Des connaissances scientifiques à la déclinaison opérationnelle

La littérature scientifique internationale est foisonnante sur la question des espaces publics favorables à la santé. Elle cherche à répondre à des questions telles que : qu’est-ce qui va inciter les enfants à utiliser l’espace public pour faire du vélo ou encourager une personne âgée à sortir se promener ? Qu’est-ce qui permet aux gens de se rencontrer et d’interagir dans l’espace public ? L’objectif est d’identifier des configurations validées scientifiquement pour orienter les choix d’aménagement. Les chercheurs identifient souvent des caractéristiques2 – accessibilité, sécurité, qualité, « marchabilité »* – qui sont des leviers à considérer pour aménager des espaces publics favorables à la santé.

Cette liste de caractéristiques permet néanmoins difficilement de passer à l’action. Si les connaissances scientifiques valident l’importance de s’y intéresser, elles indiquent rarement comment les décliner, ni quelles configurations sont les plus favorables à la santé. D’autant plus que ces configurations changent nécessairement au regard du contexte et des différents groupes d’individus concernés. D’autre part, les considérations relatives à la sécurité ou l’accessibilité des espaces font déjà partie du quotidien des acteurs de l’aménagement, sans avoir nécessairement besoin de l’entrée « santé ». Leur présenter ces caractéristiques comme recommandations pourrait être contreproductif et aboutir à une check-list caricaturale du type : l’espace est sécurisé, l’espace est accessible, il est donc favorable à la santé. La démarche de prise en compte de la santé dans la conception et l’aménagement des espaces publics doit aller plus loin pour inclure certains détails qui ont leur importance.

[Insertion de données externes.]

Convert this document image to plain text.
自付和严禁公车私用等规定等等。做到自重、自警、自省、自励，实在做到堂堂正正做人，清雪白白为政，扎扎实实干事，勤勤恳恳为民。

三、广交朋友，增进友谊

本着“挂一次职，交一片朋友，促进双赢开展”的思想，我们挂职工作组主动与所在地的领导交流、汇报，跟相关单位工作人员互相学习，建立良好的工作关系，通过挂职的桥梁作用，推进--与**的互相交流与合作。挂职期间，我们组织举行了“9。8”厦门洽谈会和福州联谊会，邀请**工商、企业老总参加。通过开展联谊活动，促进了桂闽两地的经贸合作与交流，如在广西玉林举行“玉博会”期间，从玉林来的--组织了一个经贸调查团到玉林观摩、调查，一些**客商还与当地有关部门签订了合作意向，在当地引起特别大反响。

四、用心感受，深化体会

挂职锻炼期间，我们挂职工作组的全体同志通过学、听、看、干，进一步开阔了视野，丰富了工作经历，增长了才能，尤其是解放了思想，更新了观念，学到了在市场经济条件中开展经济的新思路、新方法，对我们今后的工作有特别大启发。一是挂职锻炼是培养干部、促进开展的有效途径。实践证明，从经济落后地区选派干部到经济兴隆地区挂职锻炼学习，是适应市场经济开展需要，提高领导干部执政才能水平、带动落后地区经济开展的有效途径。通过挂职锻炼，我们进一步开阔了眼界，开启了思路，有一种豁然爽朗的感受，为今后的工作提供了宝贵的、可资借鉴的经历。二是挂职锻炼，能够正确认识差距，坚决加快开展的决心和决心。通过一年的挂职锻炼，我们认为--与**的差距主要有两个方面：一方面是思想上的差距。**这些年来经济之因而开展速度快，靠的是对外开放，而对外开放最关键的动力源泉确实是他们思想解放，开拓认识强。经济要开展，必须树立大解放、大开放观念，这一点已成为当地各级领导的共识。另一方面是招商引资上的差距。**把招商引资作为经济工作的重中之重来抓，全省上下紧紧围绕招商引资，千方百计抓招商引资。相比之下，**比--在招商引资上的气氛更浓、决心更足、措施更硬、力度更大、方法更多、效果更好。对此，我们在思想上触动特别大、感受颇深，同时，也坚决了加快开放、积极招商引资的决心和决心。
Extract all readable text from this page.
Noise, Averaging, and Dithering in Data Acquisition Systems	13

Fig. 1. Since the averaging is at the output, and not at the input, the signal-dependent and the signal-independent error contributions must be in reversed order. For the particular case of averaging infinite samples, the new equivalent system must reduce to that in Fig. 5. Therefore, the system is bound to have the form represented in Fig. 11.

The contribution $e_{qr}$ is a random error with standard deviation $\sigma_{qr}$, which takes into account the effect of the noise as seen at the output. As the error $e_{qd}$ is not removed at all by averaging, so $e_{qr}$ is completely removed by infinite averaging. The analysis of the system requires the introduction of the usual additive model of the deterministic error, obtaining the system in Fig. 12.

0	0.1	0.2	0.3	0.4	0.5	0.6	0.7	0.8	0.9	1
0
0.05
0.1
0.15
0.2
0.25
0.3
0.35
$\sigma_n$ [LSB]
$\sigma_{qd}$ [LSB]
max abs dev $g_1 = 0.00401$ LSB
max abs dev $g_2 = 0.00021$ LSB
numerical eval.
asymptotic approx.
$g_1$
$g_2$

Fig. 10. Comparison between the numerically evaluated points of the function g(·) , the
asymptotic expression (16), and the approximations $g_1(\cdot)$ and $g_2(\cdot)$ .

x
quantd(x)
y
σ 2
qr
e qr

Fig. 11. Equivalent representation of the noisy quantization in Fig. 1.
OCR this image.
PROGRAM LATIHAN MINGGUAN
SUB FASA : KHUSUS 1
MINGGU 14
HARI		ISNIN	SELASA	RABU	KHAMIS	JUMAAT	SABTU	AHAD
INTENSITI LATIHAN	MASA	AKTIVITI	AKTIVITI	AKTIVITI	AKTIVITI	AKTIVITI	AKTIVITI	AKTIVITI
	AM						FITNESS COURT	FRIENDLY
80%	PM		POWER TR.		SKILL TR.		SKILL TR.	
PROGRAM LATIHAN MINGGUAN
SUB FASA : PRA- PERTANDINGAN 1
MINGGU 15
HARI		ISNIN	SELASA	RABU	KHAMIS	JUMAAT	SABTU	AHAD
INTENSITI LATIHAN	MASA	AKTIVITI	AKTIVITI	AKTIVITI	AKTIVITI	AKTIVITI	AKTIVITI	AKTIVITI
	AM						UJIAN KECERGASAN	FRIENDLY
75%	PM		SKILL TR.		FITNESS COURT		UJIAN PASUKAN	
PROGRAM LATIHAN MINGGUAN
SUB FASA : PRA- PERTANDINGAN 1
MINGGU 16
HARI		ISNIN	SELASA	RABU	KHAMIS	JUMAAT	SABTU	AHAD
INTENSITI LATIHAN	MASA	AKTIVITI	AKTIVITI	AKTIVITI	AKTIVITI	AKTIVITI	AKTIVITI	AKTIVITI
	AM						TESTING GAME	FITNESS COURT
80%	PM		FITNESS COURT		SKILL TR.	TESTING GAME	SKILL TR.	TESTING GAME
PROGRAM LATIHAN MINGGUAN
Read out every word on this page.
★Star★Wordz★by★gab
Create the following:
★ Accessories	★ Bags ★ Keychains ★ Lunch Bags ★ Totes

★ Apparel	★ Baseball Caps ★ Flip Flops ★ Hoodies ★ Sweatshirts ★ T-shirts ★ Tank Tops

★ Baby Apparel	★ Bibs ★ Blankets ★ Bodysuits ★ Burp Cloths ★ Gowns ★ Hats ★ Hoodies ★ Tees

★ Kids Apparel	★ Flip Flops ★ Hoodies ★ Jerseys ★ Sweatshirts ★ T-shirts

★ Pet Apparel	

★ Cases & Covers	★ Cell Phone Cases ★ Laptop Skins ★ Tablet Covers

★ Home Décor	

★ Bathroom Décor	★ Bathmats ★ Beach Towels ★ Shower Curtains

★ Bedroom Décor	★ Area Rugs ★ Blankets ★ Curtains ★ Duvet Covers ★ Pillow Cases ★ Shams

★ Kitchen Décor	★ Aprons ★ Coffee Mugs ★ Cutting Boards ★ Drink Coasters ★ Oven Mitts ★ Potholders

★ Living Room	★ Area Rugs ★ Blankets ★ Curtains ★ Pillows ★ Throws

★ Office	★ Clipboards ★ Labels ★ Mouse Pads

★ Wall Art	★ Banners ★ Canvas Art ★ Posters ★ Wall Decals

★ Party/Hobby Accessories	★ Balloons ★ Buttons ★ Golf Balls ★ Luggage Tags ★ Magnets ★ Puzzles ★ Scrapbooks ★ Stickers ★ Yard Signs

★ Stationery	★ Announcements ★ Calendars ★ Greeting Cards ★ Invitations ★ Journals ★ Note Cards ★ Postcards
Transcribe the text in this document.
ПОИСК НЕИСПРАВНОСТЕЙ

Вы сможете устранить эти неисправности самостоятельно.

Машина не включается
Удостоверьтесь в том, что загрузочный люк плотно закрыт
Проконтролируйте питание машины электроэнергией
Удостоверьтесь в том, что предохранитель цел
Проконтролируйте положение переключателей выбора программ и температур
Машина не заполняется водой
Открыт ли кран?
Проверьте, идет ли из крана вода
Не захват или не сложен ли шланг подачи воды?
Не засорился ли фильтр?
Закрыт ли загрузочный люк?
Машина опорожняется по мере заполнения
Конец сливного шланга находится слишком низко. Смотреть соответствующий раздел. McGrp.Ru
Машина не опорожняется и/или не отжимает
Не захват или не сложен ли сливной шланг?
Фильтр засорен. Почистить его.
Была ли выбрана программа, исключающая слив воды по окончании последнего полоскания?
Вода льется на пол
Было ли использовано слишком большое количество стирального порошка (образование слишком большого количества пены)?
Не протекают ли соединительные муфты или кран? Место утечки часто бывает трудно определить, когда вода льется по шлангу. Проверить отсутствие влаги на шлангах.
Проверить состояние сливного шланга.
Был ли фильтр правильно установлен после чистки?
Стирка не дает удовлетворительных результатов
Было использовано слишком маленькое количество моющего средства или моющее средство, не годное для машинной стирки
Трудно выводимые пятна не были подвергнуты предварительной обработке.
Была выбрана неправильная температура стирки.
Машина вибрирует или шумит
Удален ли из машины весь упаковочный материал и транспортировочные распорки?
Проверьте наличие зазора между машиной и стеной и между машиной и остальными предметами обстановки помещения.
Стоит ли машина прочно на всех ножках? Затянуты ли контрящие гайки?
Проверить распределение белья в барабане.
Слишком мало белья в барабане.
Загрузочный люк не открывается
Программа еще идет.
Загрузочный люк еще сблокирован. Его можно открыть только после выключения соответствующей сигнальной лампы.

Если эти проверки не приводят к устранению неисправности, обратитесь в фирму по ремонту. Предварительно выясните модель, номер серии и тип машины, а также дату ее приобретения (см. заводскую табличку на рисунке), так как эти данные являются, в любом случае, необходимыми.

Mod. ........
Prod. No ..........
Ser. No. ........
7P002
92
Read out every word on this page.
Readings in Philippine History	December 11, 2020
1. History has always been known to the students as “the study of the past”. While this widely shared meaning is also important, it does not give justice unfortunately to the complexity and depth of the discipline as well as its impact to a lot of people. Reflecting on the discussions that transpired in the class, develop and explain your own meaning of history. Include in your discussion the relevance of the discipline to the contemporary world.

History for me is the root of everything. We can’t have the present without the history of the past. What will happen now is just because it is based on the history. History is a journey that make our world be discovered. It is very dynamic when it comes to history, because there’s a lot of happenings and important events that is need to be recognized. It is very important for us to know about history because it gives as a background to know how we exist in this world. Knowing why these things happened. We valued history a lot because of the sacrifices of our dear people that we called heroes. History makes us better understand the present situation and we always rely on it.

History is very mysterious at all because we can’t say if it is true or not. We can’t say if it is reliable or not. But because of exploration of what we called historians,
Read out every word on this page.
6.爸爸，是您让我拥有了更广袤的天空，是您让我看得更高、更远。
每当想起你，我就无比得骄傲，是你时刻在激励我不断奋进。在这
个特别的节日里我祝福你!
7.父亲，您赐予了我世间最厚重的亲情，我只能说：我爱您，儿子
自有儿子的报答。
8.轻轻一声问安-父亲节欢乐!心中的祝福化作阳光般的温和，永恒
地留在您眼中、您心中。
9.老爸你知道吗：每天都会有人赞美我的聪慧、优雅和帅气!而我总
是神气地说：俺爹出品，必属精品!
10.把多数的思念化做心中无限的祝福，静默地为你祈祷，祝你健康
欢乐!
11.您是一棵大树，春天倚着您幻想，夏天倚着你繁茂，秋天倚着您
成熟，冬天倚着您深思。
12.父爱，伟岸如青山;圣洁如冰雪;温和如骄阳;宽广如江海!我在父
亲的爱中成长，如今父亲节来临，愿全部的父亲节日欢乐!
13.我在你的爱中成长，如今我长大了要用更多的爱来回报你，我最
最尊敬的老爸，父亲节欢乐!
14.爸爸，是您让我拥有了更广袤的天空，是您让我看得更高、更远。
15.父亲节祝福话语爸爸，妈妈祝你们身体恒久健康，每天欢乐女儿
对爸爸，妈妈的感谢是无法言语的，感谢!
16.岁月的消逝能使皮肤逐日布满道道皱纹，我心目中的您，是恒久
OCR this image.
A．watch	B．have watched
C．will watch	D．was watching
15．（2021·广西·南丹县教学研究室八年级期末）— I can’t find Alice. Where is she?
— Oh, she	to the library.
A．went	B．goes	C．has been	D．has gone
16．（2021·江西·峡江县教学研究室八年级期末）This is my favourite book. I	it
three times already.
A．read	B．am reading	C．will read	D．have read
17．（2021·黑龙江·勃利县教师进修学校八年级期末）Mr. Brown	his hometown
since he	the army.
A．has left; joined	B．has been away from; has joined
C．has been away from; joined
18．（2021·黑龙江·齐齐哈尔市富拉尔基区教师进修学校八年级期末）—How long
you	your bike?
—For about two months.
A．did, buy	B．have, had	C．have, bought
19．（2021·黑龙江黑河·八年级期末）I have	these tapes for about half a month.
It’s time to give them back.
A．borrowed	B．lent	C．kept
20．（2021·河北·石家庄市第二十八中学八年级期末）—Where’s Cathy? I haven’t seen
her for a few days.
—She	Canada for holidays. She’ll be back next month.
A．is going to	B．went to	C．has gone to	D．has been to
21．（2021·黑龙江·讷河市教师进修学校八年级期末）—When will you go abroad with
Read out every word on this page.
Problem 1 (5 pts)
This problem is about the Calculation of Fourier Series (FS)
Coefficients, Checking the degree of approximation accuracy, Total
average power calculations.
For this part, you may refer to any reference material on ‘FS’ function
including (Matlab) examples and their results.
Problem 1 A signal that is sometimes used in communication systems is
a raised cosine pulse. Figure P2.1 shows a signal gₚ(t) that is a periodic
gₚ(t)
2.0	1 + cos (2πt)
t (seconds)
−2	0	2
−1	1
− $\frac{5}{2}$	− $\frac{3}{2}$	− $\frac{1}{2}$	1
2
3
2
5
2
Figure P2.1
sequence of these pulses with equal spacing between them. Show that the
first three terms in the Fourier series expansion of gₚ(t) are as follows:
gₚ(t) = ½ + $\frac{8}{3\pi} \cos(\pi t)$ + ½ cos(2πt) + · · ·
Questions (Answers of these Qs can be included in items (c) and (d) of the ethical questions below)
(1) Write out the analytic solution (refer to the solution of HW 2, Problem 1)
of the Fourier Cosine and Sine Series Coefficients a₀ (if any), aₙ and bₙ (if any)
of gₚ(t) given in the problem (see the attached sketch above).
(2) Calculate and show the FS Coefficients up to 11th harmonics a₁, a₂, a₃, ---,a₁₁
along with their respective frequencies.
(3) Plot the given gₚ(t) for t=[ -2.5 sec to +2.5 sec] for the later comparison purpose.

Gérer les antagonismes au regard de la santé

Intégrer la santé dans l’aménagement des espaces publics implique de considérer plusieurs dimensions. Par exemple, si nous nous intéressons à la promotion de l’activité physique via la pratique du vélo, nous pourrons décider de favoriser le déploiement de pistes cyclables dans un quartier. Il faudra néanmoins réfléchir à l’implantation de ces pistes cyclables pour limiter l’exposition des cyclistes aux polluants3, en éloignant par exemple les pistes des sources d’émission (trafic routier). A cela peut s’ajouter la problématique de la sécurité et du sentiment de sécurité, qui conditionne parfois la pratique d’activité physique, ce qui peut amener à considérer l’éloignement vis à- vis du trafic (sécurité) tout autant qu’un travail sur la visibilité et l’éclairage des pistes cyclables (sécurité et sentiment de sécurité). La réflexion doit donc considérer les différents facteurs qui influencent la santé et les comportements favorables à la santé – ici l’activité physique – et les mettre en regard les uns des autres pour trouver des compromis entre certains antagonismes. Ces compromis doivent également se faire au regard du contexte social et des différents publics.

En effet, les questions d’accessibilité, de sécurité ou d’attractivité ne sont pas les mêmes pour tout le monde. Un espace accessible pour les adultes ne le sera pas nécessairement pour les enfants. Un espace perçu comme sécurisé pour les hommes ne le sera pas toujours pour les femmes4. D’autant plus que les perceptions individuelles, par définition subjectives, jouent beaucoup sur la façon dont les personnes vont investir l’espace public5. La prise en compte de ces perceptions est nécessaire, surtout dans un contexte d’inégalités sociales et environnementales de santé, même si cela rend difficile la généralisation de recommandations précises (distance donnée entre des espaces, mesures favorisant le sentiment de sécurité).

Trop vouloir sécuriser l’espace peut être contreproductif (…) Par la suppression des impasses et des recoins, l’installation d’un éclairage intense…, on risque de chasser les gens…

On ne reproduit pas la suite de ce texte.